GuentherZ 2013-06-14 0283 Wien01 Aspernbruecke Urania Schiff Vindobona.JPG

Benennung 1848
Benannt nach der Schlacht bei Aspern
Straßenlänge 41,9 Meter
Gehzeit 0,5 Minuten
Vorherige Bezeichnungen keine


Die Brücke ist benannt nach dem 1809 erzielten ersten Sieg des Erzherzogs Karl von Österreich-Teschen über Napoleon (Schlacht bei Aspern, der erste Sieg, der überhaupt gegen Napoleon gelungen ist).

Die erste Brücke, 1848

Die erste Brücke, Abbildung Bermann

Die erste Brücke war eine Kettenbrücke und wurde auf Kosten der Stadt Wien 1863 unter Aufsicht von Georg Rebhan (Ritter von Aspernbruck) von den Ingenieuren Johann Fillunger und Friedrich Schnirch erbaut. Sinn war, die Ringstraße mit dem 2. Bezirk zu verbinden. Die Einweihung der Brücke am 30.11.1864 erfolgte durch eine Parade österreichischer Truppen, die vom Praterstern über die neue Brücke zum Kärntner Ring marschierte. Verziert war die Brücke durch Figuren des Künstlers Franz Melnitzky, sie symbolisierten Krieg, Frieden, Ruhm und Wohlstand. Vor diesen Figuren wurden Steinlöwen platziert. Zwei dieser Löwen stehen heute beim Eingang zum Schloss Horn.

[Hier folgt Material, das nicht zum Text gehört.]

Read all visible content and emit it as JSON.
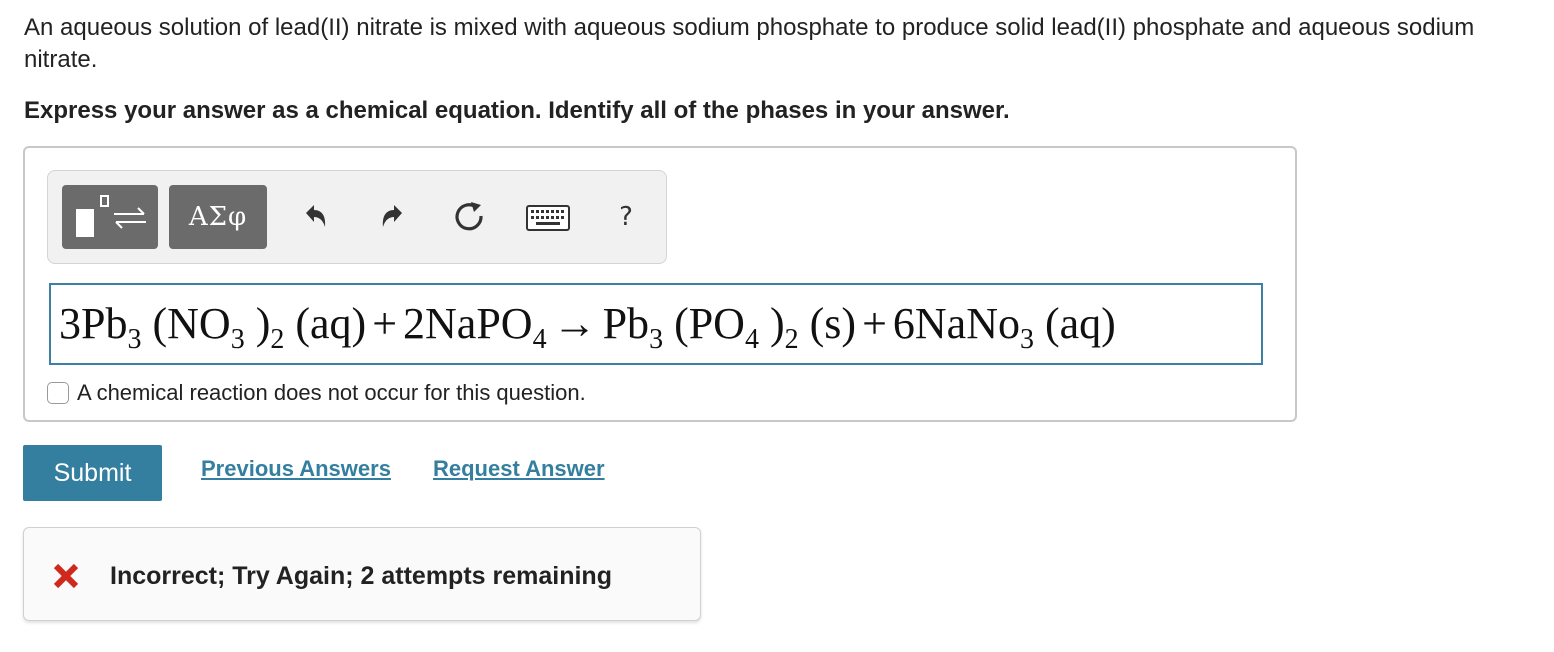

Die Brücke maß nur 10 Meter Breite, der Autoverkehr wurde zu schwer, und so beschloss man nach langer Diskussion im Gemeinderat 1913 den Abriss der Brücke. Für Fußgänger wurde ein hölzerner Steg errichtet, bis die neue Brücke fertig gestellt war.

Die Brücke 1919/1922

Die neue Brücke wurde von Waagner & Biro erbaut, gestaltet wurde sie im Auftrag der Stadt Wien von Max Hegele. Da der Bau in den ersten Weltkrieg fiel, stockten die Arbeiten: Die Metallarbeiter mussten in die Rüstungsindustrie. Als der Krieg zu Ende war, mangelte es an Kohle für die Zementerzeugung, damit verzögerte sich die Eröffnung der Brücke bis 30.11.1919, das Tragwerk wurde jedoch erst im Juli 1922 fertiggestellt.

Neue Brücke 1946

In der Nacht vom 9. zum 10. April 1945 sprengte die deutsche Wehrmacht die Brücke, russische Pioniere errichteten daher eine Notbrücke. Die neue Aspernbrücke wurde wieder von Waagner Biro errichtet, diesmal nach Plänen von Erich Franz Leischner. Sie ist nun 27.95 Meter breit und 88.97 Meter lang und wiegt gesamt 925 Tonnen.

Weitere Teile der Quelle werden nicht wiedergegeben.